Não obstante perceber o capital privado produtivo com um papel complementar, sobretudo nas fases transitórias do desenvolvimento brasileiro, não podemos admiti-lo exercendo o controle em atividades estratégicas da economia nacional. Ao contrário, ele deve estar sob as diretrizes estatais, evitando a inversão do privado sobre o público.
Nesse processo um dos meios difundidos – as concessões públicas e suas derivações, sejam por tempo determinado ou não – compreendo-os como uma privatização temporária ou permanente dos bens e dos serviços públicos, uma modalidade justificada pelos seus gestores pelo esgarçamento do orçamento público. Penso ser mais precisa essa concepção do que outras que resultam mais da justificativa política e não de um novo conceito.
Assimilo seu papel assegurada com premissas que salva guardeiem o controle da soberania nacional, o interesse público e sejam aplicadas num ambiente de transição programática progressista. Que não seja guiado pelo o espontâneo do mercado e sim pelo consciente de um planejamento estratégico conduzido pelo Estado nacional.

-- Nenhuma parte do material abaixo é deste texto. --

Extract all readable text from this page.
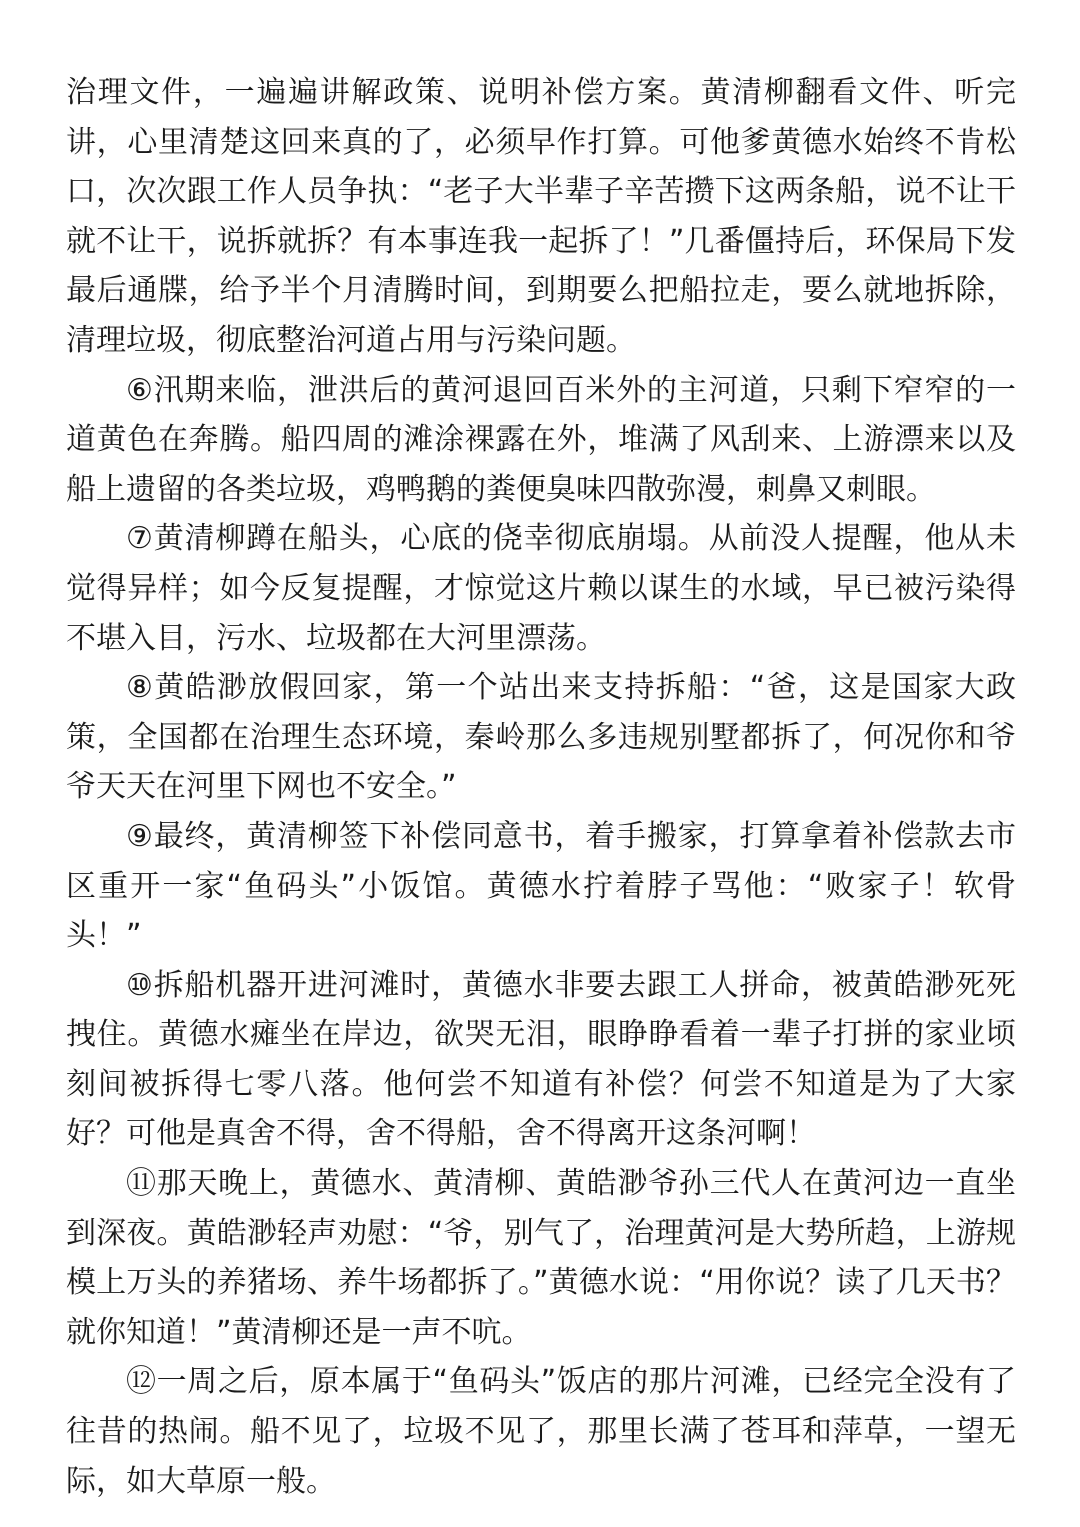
治理文件，一遍遍讲解政策、说明补偿方案。黄清柳翻看文件、听完讲，心里清楚这回来真的了，必须早作打算。可他爹黄德水始终不肯松口，次次跟工作人员争执：“老子大半辈子辛苦攒下这两条船，说不让干就不让干，说拆就拆？有本事连我一起拆了！”几番僵持后，环保局下发最后通牒，给予半个月清腾时间，到期要么把船拉走，要么就地拆除，清理垃圾，彻底整治河道占用与污染问题。

⑥汛期来临，泄洪后的黄河退回百米外的主河道，只剩下窄窄的一道黄色在奔腾。船四周的滩涂裸露在外，堆满了风刮来、上游漂来以及船上遗留的各类垃圾，鸡鸭鹅的粪便臭味四散弥漫，刺鼻又刺眼。

⑦黄清柳蹲在船头，心底的侥幸彻底崩塌。从前没人提醒，他从未觉得异样；如今反复提醒，才惊觉这片赖以谋生的水域，早已被污染得不堪入目，污水、垃圾都在大河里漂荡。

⑧黄皓渺放假回家，第一个站出来支持拆船：“爸，这是国家大政策，全国都在治理生态环境，秦岭那么多违规别墅都拆了，何况你和爷爷天天在河里下网也不安全。”

⑨最终，黄清柳签下补偿同意书，着手搬家，打算拿着补偿款去市区重开一家“鱼码头”小饭馆。黄德水拧着脖子骂他：“败家子！软骨头！”

⑩拆船机器开进河滩时，黄德水非要去跟工人拼命，被黄皓渺死死拽住。黄德水瘫坐在岸边，欲哭无泪，眼睁睁看着一辈子打拼的家业顷刻间被拆得七零八落。他何尝不知道有补偿？何尝不知道是为了大家好？可他是真舍不得，舍不得船，舍不得离开这条河啊！

⑪那天晚上，黄德水、黄清柳、黄皓渺爷孙三代人在黄河边一直坐到深夜。黄皓渺轻声劝慰：“爷，别气了，治理黄河是大势所趋，上游规模上万头的养猪场、养牛场都拆了。”黄德水说：“用你说？读了几天书？就你知道！”黄清柳还是一声不吭。

⑫一周之后，原本属于“鱼码头”饭店的那片河滩，已经完全没有了往昔的热闹。船不见了，垃圾不见了，那里长满了苍耳和萍草，一望无际，如大草原一般。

Transposto, da teoria do Capitalismo de Estado de Lênin e desenvolvido em artigo por João Amazonas, duas passagens que situa minha opinião:
Lênin: “tendo em conta que a etapa imediata não podia ser o trânsito direto à construção socialista.” “Tinha-se que recorrer aos métodos de rodeio, ao capitalismo de Estado, etc. sem o que a revolução poderia estagnar ou mesmo sucumbi”.
Amazonas: “Chegar ao poder, em certas circunstâncias, não é tão difícil. Difícil mesmo — a experiência o tem demonstrado — é construir o novo regime, identificar e agarrar um por um os elos de uma infinita cadeia de complicados problemas econômicos e sociais nos quais muitas vezes o novo aparece mesclado com o velho”.
Assim penso.
*Divanilton Pereira é membro do comitê central do PCdoB.
*1 e *2 – trechos da exposição especial de Renato Rabelo na 8ª Conferência Nacional do PCdoB em 1995.